Par une douce matinée de printemps et surtout sans entrainement spécifique, nous nous sommes retrouvés pour faire un marathon. Un marathon un peu différent puisqu’il s’agit d’un relais Ekiden par équipe de 6 coureurs. Le but étant de faire un marathon le plus vite possible en respectant les différents relais : 5 km, 10 km, 5 km, 10 km, 5 km et pour finir 7,195 km.

Si j’aime particulièrement la course de fond, en dessous de 10 kilomètres, je trouve que cela va trop vite. Mais l’émulation de l’équipe et l’envie de faire un marathon ensemble alors qu’il y a quelques semaines nous étions ensemble pour faire un marathon ensemble mais de manière individuelle. Là il faudra faire de son mieux dans son relais pour que la somme de nos temps soit la meilleure possible.

Nous arrivons à repartir au mieux chaque relayeur : les plus rapides, les plus endurants, les plus en forme… Je suis chargé du départ, j’aime m’élancer au milieu de la foule, cela ne me fait pas peur. Mais en arrivant sur place, je me pose des questions en particulier sur le premier virage : la sortie du stade, un virage à droite sec et le tout en sautant un trottoir. Avec plus d’une centaine d’équipes, je décide de partir assez vite pour limiter la casse au premier virage. Ensuite, je gérerai comme je peux en fonction de ma cheville pour lancer l’équipe dans les meilleures conditions.

Si je suis étonné par ce premier kilomètres au alentour de 4’10 », pas très loin de mon record sur 1 kilomètre, j’ai peur de le payer un peu plus tard.

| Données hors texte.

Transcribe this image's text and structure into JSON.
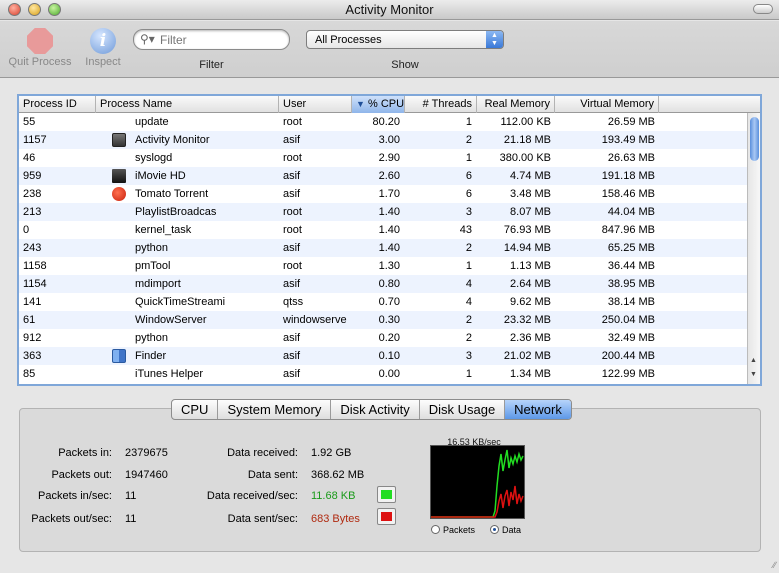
{
  "window": {
    "title": "Activity Monitor"
  },
  "toolbar": {
    "quit_label": "Quit Process",
    "inspect_label": "Inspect",
    "filter_placeholder": "Filter",
    "filter_label": "Filter",
    "show_value": "All Processes",
    "show_label": "Show"
  },
  "table": {
    "columns": [
      "Process ID",
      "Process Name",
      "User",
      "% CPU",
      "# Threads",
      "Real Memory",
      "Virtual Memory"
    ],
    "sort_column": "% CPU",
    "sort_direction": "descending",
    "rows": [
      {
        "pid": "55",
        "name": "update",
        "user": "root",
        "cpu": "80.20",
        "threads": "1",
        "real": "112.00 KB",
        "virtual": "26.59 MB",
        "icon": ""
      },
      {
        "pid": "1157",
        "name": "Activity Monitor",
        "user": "asif",
        "cpu": "3.00",
        "threads": "2",
        "real": "21.18 MB",
        "virtual": "193.49 MB",
        "icon": "activity-monitor"
      },
      {
        "pid": "46",
        "name": "syslogd",
        "user": "root",
        "cpu": "2.90",
        "threads": "1",
        "real": "380.00 KB",
        "virtual": "26.63 MB",
        "icon": ""
      },
      {
        "pid": "959",
        "name": "iMovie HD",
        "user": "asif",
        "cpu": "2.60",
        "threads": "6",
        "real": "4.74 MB",
        "virtual": "191.18 MB",
        "icon": "imovie"
      },
      {
        "pid": "238",
        "name": "Tomato Torrent",
        "user": "asif",
        "cpu": "1.70",
        "threads": "6",
        "real": "3.48 MB",
        "virtual": "158.46 MB",
        "icon": "tomato"
      },
      {
        "pid": "213",
        "name": "PlaylistBroadcas",
        "user": "root",
        "cpu": "1.40",
        "threads": "3",
        "real": "8.07 MB",
        "virtual": "44.04 MB",
        "icon": ""
      },
      {
        "pid": "0",
        "name": "kernel_task",
        "user": "root",
        "cpu": "1.40",
        "threads": "43",
        "real": "76.93 MB",
        "virtual": "847.96 MB",
        "icon": ""
      },
      {
        "pid": "243",
        "name": "python",
        "user": "asif",
        "cpu": "1.40",
        "threads": "2",
        "real": "14.94 MB",
        "virtual": "65.25 MB",
        "icon": ""
      },
      {
        "pid": "1158",
        "name": "pmTool",
        "user": "root",
        "cpu": "1.30",
        "threads": "1",
        "real": "1.13 MB",
        "virtual": "36.44 MB",
        "icon": ""
      },
      {
        "pid": "1154",
        "name": "mdimport",
        "user": "asif",
        "cpu": "0.80",
        "threads": "4",
        "real": "2.64 MB",
        "virtual": "38.95 MB",
        "icon": ""
      },
      {
        "pid": "141",
        "name": "QuickTimeStreami",
        "user": "qtss",
        "cpu": "0.70",
        "threads": "4",
        "real": "9.62 MB",
        "virtual": "38.14 MB",
        "icon": ""
      },
      {
        "pid": "61",
        "name": "WindowServer",
        "user": "windowserve",
        "cpu": "0.30",
        "threads": "2",
        "real": "23.32 MB",
        "virtual": "250.04 MB",
        "icon": ""
      },
      {
        "pid": "912",
        "name": "python",
        "user": "asif",
        "cpu": "0.20",
        "threads": "2",
        "real": "2.36 MB",
        "virtual": "32.49 MB",
        "icon": ""
      },
      {
        "pid": "363",
        "name": "Finder",
        "user": "asif",
        "cpu": "0.10",
        "threads": "3",
        "real": "21.02 MB",
        "virtual": "200.44 MB",
        "icon": "finder"
      },
      {
        "pid": "85",
        "name": "iTunes Helper",
        "user": "asif",
        "cpu": "0.00",
        "threads": "1",
        "real": "1.34 MB",
        "virtual": "122.99 MB",
        "icon": ""
      }
    ]
  },
  "tabs": [
    "CPU",
    "System Memory",
    "Disk Activity",
    "Disk Usage",
    "Network"
  ],
  "active_tab": "Network",
  "network": {
    "packets_in_label": "Packets in:",
    "packets_in": "2379675",
    "packets_out_label": "Packets out:",
    "packets_out": "1947460",
    "packets_in_sec_label": "Packets in/sec:",
    "packets_in_sec": "11",
    "packets_out_sec_label": "Packets out/sec:",
    "packets_out_sec": "11",
    "data_received_label": "Data received:",
    "data_received": "1.92 GB",
    "data_sent_label": "Data sent:",
    "data_sent": "368.62 MB",
    "data_received_sec_label": "Data received/sec:",
    "data_received_sec": "11.68 KB",
    "data_sent_sec_label": "Data sent/sec:",
    "data_sent_sec": "683 Bytes",
    "graph_rate": "16.53 KB/sec",
    "radio_packets": "Packets",
    "radio_data": "Data",
    "selected_mode": "Data"
  },
  "colors": {
    "received": "#22dd22",
    "sent": "#dd1111",
    "selection_blue": "#5d98e8"
  }
}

Je suis bien placé, je vais essayer de trouver un bon rythme de croisière pour effectuer les 5 kilomètres entre 23 et 25 minutes. Je terminerai ce premier tour en 24 minutes. Compte tenu de la forme du moment c’est plutôt bien et la cheville a tenu parfaitement.

Ensuite c’est la partie la plus simple des relais : encourager, supporter mais aussi calculer les temps de passage pour anticiper les relais et permettre aux autres de s’échauffer dans les meilleures conditions avant leur départ.

Une expérience enrichissante entre amis mais aussi avec les autres équipes puisque à chaque instant seulement un coureur sur six est en train de courir. L’occasion de voir les amis adversaires d’un jour mais aussi de discuter avec ceux qu’on croise de temps en temps sur les courses sans forcément avoir le temps de parler.

Mes relayeurs ont été encore meilleur que moi et pour l’anecdote nous finissons 25ème : heureux d’avoir fait un marathon en 3h15 et prêt pour une troisième mi-temps tous ensemble.

Si vous n’avez jamais fait ce type d’épreuve, je vous invite à le faire entre amis c’est sympa et une belle occasion de se dépouiller pour ses amis plutôt que pour sa satisfaction personnelle.